The accounts of the Claudian invasion and the early years of the conquest (pp. 172–9) are, in their broad outlines, beyond reasonable doubt. But details can perhaps be added or altered. The army which started in A.D. 43 in three corps (τριχῇ νεμηθέντες, Dio, 60, 20) may well have landed in the three harbours afterwards used by the Romans in Kent, Lymne, Dover, and Richborough—the last named being the principal port for passengers to and from Britain throughout the Roman period. The difficult river crossed shortly afterwards by Plautius may be the Medway near Rochester, where in after years the Roman road from the Kentish ports to London had its bridge. The subsequent course of the invading armies is not easy to trace. But it would seem that, when they had won London and Colchester, they advanced from this base-line in three separate corps to the conquest of the South and Midlands. The left wing, the Second Legion Augusta under Vespasian, overran the south as far (probably) as South Wales and Exeter (Suet. Vesp. 4; Tac. Agric. 13; Hist. iii. 44; tile of Legio ii. Aug. at Seaton, Archæological Journal, xlix. 180). The centre, the Fourteenth and Twentieth Legions, crossed the Midlands to Wroxeter and Chester (tile of Legio xx. at Whittlebury, Vict. Hist. of Northants, i. 215; inscriptions at Wroxeter and Chester). The right wing, the Ninth, moved up the east side of Britain to Lincoln (tile of Legio ix. at Hilly Wood, on the road towards Lincoln, Vict. Hist. of Northants, i. 214; inscriptions at Lincoln). These three lines of advance led direct to the positions of the fortresses where we find the legions presently posted. They agree also with the three main groups of Roman roads which radiate from London: (1) the south-west route to Silchester, and thence by branches to Winchester, Exeter, Bath, South Wales; (2) the Midland "Watling Street," by St. Albans to Wroxeter and Chester; (3) the eastern route to Colchester, Cambridge, and Castor near Peterborough, to Lincoln.[308]

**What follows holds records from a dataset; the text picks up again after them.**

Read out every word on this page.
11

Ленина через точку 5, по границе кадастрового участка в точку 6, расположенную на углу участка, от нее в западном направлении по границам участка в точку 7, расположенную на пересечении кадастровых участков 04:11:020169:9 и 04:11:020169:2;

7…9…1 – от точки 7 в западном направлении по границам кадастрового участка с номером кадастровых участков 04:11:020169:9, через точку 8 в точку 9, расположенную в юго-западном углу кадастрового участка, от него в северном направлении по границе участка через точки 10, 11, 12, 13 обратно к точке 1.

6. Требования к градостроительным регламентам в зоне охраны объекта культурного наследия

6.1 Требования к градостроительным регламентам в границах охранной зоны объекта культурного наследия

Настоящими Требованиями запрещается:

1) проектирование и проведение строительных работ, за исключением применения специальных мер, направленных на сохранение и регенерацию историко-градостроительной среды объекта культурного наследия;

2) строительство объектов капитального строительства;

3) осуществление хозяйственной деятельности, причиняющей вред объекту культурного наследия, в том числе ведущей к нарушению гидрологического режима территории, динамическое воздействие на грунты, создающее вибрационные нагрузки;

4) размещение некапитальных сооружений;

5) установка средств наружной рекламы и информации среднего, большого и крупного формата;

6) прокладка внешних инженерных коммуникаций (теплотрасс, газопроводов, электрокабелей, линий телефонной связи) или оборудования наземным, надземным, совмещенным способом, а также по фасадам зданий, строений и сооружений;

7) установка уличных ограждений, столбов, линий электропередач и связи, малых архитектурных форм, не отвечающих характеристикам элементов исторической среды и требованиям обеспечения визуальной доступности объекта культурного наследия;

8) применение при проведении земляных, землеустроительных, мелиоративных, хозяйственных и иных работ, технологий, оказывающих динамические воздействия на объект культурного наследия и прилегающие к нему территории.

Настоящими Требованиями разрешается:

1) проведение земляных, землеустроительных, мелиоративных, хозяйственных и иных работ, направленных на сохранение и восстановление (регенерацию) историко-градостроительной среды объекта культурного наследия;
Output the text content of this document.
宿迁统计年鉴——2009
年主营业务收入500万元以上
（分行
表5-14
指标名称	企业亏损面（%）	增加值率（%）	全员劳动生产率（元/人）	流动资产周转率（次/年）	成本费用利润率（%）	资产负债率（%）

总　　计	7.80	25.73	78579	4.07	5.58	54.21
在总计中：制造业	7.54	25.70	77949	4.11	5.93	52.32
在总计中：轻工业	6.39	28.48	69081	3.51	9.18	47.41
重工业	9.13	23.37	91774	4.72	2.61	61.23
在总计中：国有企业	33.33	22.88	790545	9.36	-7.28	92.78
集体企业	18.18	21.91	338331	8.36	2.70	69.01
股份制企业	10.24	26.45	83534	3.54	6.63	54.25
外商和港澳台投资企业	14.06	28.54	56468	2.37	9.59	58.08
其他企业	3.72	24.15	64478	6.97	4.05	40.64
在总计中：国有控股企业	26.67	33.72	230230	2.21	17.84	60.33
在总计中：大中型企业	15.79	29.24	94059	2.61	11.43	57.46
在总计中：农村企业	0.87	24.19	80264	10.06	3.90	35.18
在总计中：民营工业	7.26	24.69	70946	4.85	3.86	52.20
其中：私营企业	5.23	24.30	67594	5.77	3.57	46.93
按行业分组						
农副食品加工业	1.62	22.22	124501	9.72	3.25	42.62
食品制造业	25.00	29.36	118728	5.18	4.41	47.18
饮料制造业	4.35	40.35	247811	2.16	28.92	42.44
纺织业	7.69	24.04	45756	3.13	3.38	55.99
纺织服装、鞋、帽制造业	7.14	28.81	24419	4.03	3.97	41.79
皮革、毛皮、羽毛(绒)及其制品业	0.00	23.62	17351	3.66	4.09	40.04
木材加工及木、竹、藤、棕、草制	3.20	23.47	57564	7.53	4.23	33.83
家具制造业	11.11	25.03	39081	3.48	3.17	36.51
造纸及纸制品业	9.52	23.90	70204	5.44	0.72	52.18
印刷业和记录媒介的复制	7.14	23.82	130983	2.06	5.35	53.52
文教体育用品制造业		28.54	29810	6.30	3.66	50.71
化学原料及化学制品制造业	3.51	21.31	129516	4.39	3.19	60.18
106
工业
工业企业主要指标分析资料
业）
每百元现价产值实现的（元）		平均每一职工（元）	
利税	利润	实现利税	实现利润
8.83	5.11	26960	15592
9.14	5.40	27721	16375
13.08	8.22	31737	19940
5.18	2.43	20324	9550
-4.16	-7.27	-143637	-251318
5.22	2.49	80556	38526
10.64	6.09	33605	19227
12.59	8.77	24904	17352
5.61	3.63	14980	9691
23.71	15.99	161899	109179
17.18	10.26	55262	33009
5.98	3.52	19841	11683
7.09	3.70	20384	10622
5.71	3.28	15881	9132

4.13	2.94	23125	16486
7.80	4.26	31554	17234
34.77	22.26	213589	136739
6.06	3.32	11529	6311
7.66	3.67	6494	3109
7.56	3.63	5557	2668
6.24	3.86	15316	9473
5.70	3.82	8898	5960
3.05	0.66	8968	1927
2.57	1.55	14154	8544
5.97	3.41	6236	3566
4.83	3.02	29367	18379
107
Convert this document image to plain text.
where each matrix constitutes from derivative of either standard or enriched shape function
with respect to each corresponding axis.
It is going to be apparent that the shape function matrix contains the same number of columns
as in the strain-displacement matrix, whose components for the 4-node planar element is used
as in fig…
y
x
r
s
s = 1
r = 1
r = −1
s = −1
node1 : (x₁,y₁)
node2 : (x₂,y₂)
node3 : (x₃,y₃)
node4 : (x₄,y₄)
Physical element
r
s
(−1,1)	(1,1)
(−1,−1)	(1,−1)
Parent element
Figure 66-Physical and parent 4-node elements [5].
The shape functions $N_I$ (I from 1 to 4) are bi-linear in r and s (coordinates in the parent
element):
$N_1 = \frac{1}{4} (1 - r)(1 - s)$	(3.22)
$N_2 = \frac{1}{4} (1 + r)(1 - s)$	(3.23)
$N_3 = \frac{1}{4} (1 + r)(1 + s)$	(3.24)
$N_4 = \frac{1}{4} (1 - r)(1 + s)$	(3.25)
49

In any case there can be little doubt that by A.D. 47 or 48—within four or five years of the first landing—the Roman troops had reached the basins of the Humber and the Severn, as Mommsen observes (p. 176). This much is plain from the fact that Ostorius, who came out in 47, had at once to deal with the Iceni of Norfolk, the Decangi of Flintshire, the Brigantes of Yorkshire, the Silures of Monmouthshire (Tac. Ann. xii. 31). But the difficult corruption of Tacitus (ibid.), cuncta castris antonam et Sabrinam fluvios cohibere parat, is probably to be emended (with Dr. H. Bradley, Academy, April and May 1883) cuncta cis Trisantonam, i.e. the Roman frontier at the moment was, roughly, Severn and Trent. This is preferable both to Mommsen’s suggestion (given above, p. 176 note) and to mine (Journ. Phil. xvii. 268). The older and more violent remedy, Avonam inter et Sabrinam, though revived in the text of the second edition of Furneaux’s Tacitus (1907), is pretty certainly wrong; indeed, it is not Latin.